Because of the ongoing Arab effort to destroy the state, Israel's people naturally tended to lionize those associated with national defense. But Polisar says that is changing. Herzl is someone, as Polisar puts it, "whose principal accomplishments were those that were intangible and in the realm of the world of ideas. There's still great respect for military leaders but even more respect today for visionaries."
And ours is a time when such visionaries are needed more than ever. Given Israel's intractable security challenges and a Diaspora Jewry with assimilation in this country rising as fast as anti-Semitism overseas, at times it seems as if all solutions are impossible.
Who better for us to emulate than a person who came up with a dream – the return of the Jews onto the stage of history – that virtually everyone thought was impossible at the time?
If his struggle has been forgotten and his brilliant ideas obscured by the passage of time, reviving his legacy has become a priority that fortunately some in Israel are trying to accomplish.
Two years ago on the 100th anniversary of his yahrzeit, the Knesset passed a law enacting an annual Herzl day on the day of his birth, the 12th of Iyar in the Hebrew calendar, which falls this year on May 10.
On that date, among other commemorations, ceremonies will be held at the redesigned museum dedicated to him, which was built on the mountain outside of Jerusalem that bears Herzl's name, and which is also the site of Israel's national cemetery where he and other Israeli heroes are buried. Israeli television will also air documentaries about his legacy. But the day will pass almost without comment here.
Polisar, whose council is supervising the festivities, hopes that in future years, Jews abroad will latch onto the holiday.
Let's hope he's right.

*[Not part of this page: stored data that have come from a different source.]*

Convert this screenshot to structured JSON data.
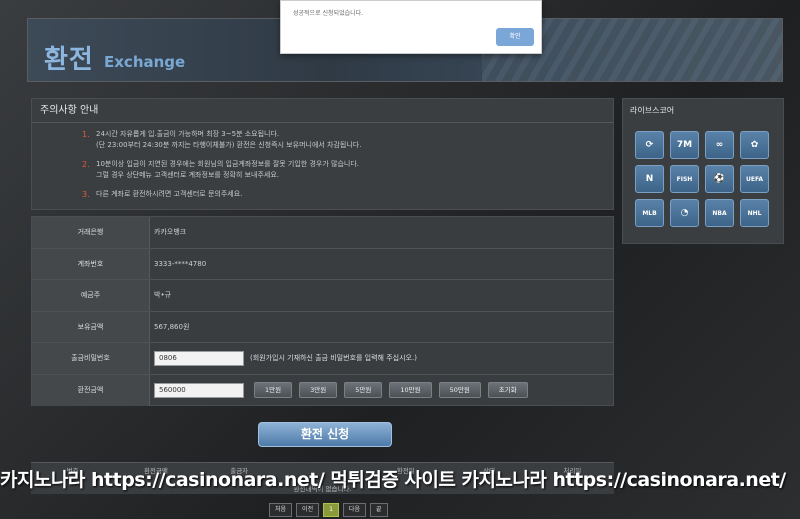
{
  "header": {
    "title_ko": "환전",
    "title_en": "Exchange"
  },
  "notice": {
    "title": "주의사항 안내",
    "items": [
      {
        "num": "1.",
        "text": "24시간 자유롭게 입.출금이 가능하며 최장 3~5분 소요됩니다.\n(단 23:00부터 24:30분 까지는 타행이체불가) 환전은 신청즉시 보유머니에서 차감됩니다."
      },
      {
        "num": "2.",
        "text": "10분이상 입금이 지연된 경우에는 회원님의 입금계좌정보를 잘못 기입한 경우가 많습니다.\n그럴 경우 상단메뉴 고객센터로 계좌정보를 정확히 보내주세요."
      },
      {
        "num": "3.",
        "text": "다른 계좌로 환전하시려면 고객센터로 문의주세요."
      }
    ]
  },
  "form": {
    "bank_label": "거래은행",
    "bank_value": "카카오뱅크",
    "account_label": "계좌번호",
    "account_value": "3333-****4780",
    "holder_label": "예금주",
    "holder_value": "박•규",
    "balance_label": "보유금액",
    "balance_value": "567,860원",
    "pw_label": "출금비밀번호",
    "pw_value": "0806",
    "pw_hint": "(회원가입시 기재하신 출금 비밀번호를 입력해 주십시오.)",
    "amount_label": "환전금액",
    "amount_value": "560000",
    "amount_buttons": [
      "1만원",
      "3만원",
      "5만원",
      "10만원",
      "50만원",
      "초기화"
    ]
  },
  "submit_label": "환전 신청",
  "history": {
    "columns": [
      "번호",
      "환전금액",
      "출금자",
      "",
      "환전일",
      "상태",
      "처리일"
    ],
    "empty": "환전내역이 없습니다."
  },
  "pager": [
    "처음",
    "이전",
    "1",
    "다음",
    "끝"
  ],
  "live": {
    "title": "라이브스코어",
    "tiles": [
      "⟳",
      "7M",
      "∞",
      "✿",
      "N",
      "FISH",
      "⚽",
      "UEFA",
      "MLB",
      "◔",
      "NBA",
      "NHL"
    ]
  },
  "watermark": "카지노나라 https://casinonara.net/     먹튀검증 사이트 카지노나라 https://casinonara.net/",
  "dialog": {
    "message": "성공적으로 신청되었습니다.",
    "ok": "확인"
  }
}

Because in the story of Herzl, of his coming to embrace a proud Jewish identity and having the courage to contradict every bit of the conventional wisdom of his own day, is a hero that ought to resonate in the heart of all who believe that the Jewish people and their heritage must not perish. The 12th of Iyar should always be a day to celebrate Jewish dreams and dreamers with the centerpiece being the honoring of the greatest of our visionaries.
As Herzl famously wrote in the preface to Alteneuland, the futurist novel composed to fully articulate his dream of Israel, "If you will, it is no fairy tale."
At a time when Jewish survival, both physical and spiritual sometimes seems as doubtful as ever, his is a life we need to embrace more closely than ever before. Happy Herzl Day!